A exceção é a Colômbia, onde as FARC demonstraram – creio que, sobretudo, por causa do narcotráfico, fonte inesgotável de recursos para provê-las de armas – uma notável capacidade de sobrevivência. Trata-se de um anacronismo flagrante, pois o modelo revolucionário, o paraíso marxista-leninista, é uma enteléquia na qual ainda acreditam somente grupelhos de obtusos ideológicos, cegos e surdos para os fracassos do coletivismo despótico, como testemunham seus dois últimos tenazes supérstites, Cuba e Coreia do Norte. O surpreendente é que, apesar da violência política, a Colômbia seja um dos países com uma das economias mais prósperas na América Latina e onde a guerra civil não desmantelou o Estado de Direito e a legalidade, pois as instituições civis, ainda que mal, continuam funcionando. E é certo que um incentivo importante para que os acordos de paz se concretizem é o desenvolvimento econômico, que, sem dúvida, trarão consigo, certamente em curto prazo.
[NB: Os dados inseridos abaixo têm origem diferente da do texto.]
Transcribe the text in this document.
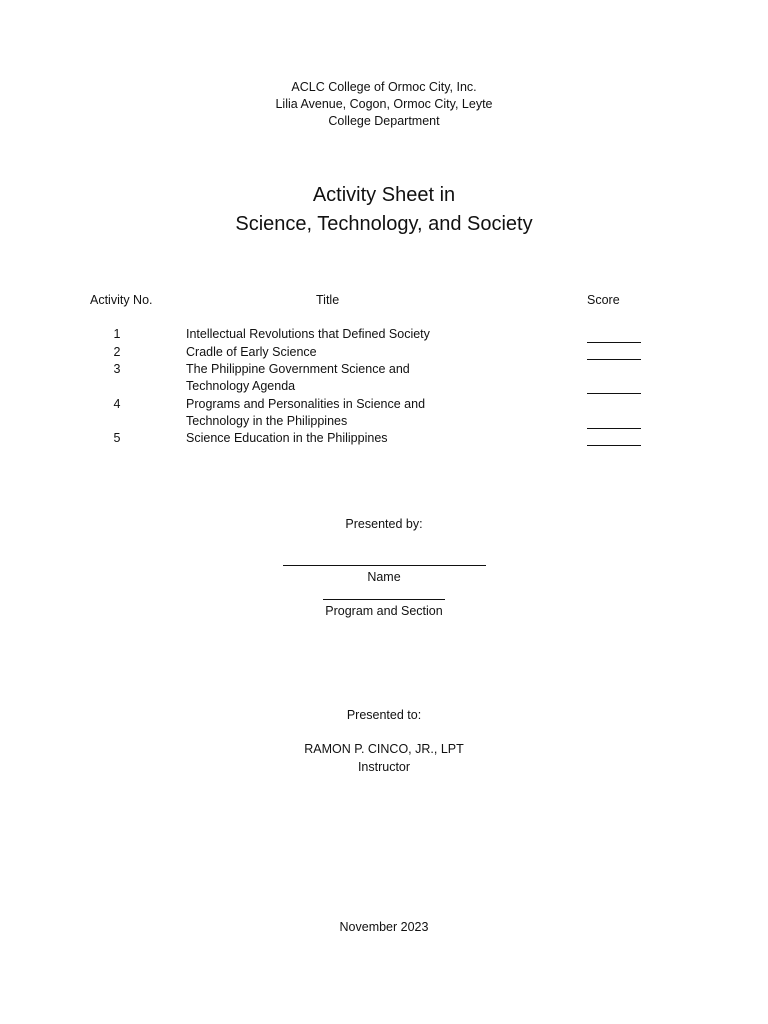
ACLC College of Ormoc City, Inc.
Lilia Avenue, Cogon, Ormoc City, Leyte
College Department
Activity Sheet in
Science, Technology, and Society
Activity No.	Title	Score
1	Intellectual Revolutions that Defined Society
2	Cradle of Early Science
3	The Philippine Government Science and
Technology Agenda
4	Programs and Personalities in Science and
Technology in the Philippines
5	Science Education in the Philippines
Presented by:
Name
Program and Section
Presented to:
RAMON P. CINCO, JR., LPT
Instructor
November 2023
O modelo revolucionário é uma enteléquia na qual ainda acreditam somente grupelhos de obtusos ideológicos

Héctor Abad diz que essa perspectiva estimulante justifica que se deixe de olhar para trás e se renuncie a uma justiça retrospectiva, pois, caso contrário, a insegurança e a sangria continuarão sem fim. Basta que se saiba a verdade, que os criminosos reconheçam seus crimes, de modo que o horror do passado não volte a se repetir e fique aí, como um pesadelo que o tempo irá dissolvendo até desaparecer. Não há dúvida de que existe um risco, mas qual é a alternativa? E, ao seu ex-cunhado, faz a seguinte pergunta: “Não é melhor um país onde os seus próprios sequestradores estejam livres fazendo política em vez de um país em que esses mesmos sujeitos estejam perto da sua propriedade, ameaçando os seus filhos, meus sobrinhos, e os filhos dos seus filhos, seus netos?”.

A resposta é sim. Eu não tinha isso tão claro antes de ler o artigo de Héctor Abad Faciolince, e muitas vezes me disse nestas últimas semanas: que sorte não ter que votar nesse plebiscito, pois, de verdade, me sentia sendo repuxado entre o “sim” e o “não”. Mas as razões deste magnífico escritor, que é também um cidadão sensato e íntegro, me convenceram. Se fosse colombiano e pudesse votar, eu também votaria no “sim”.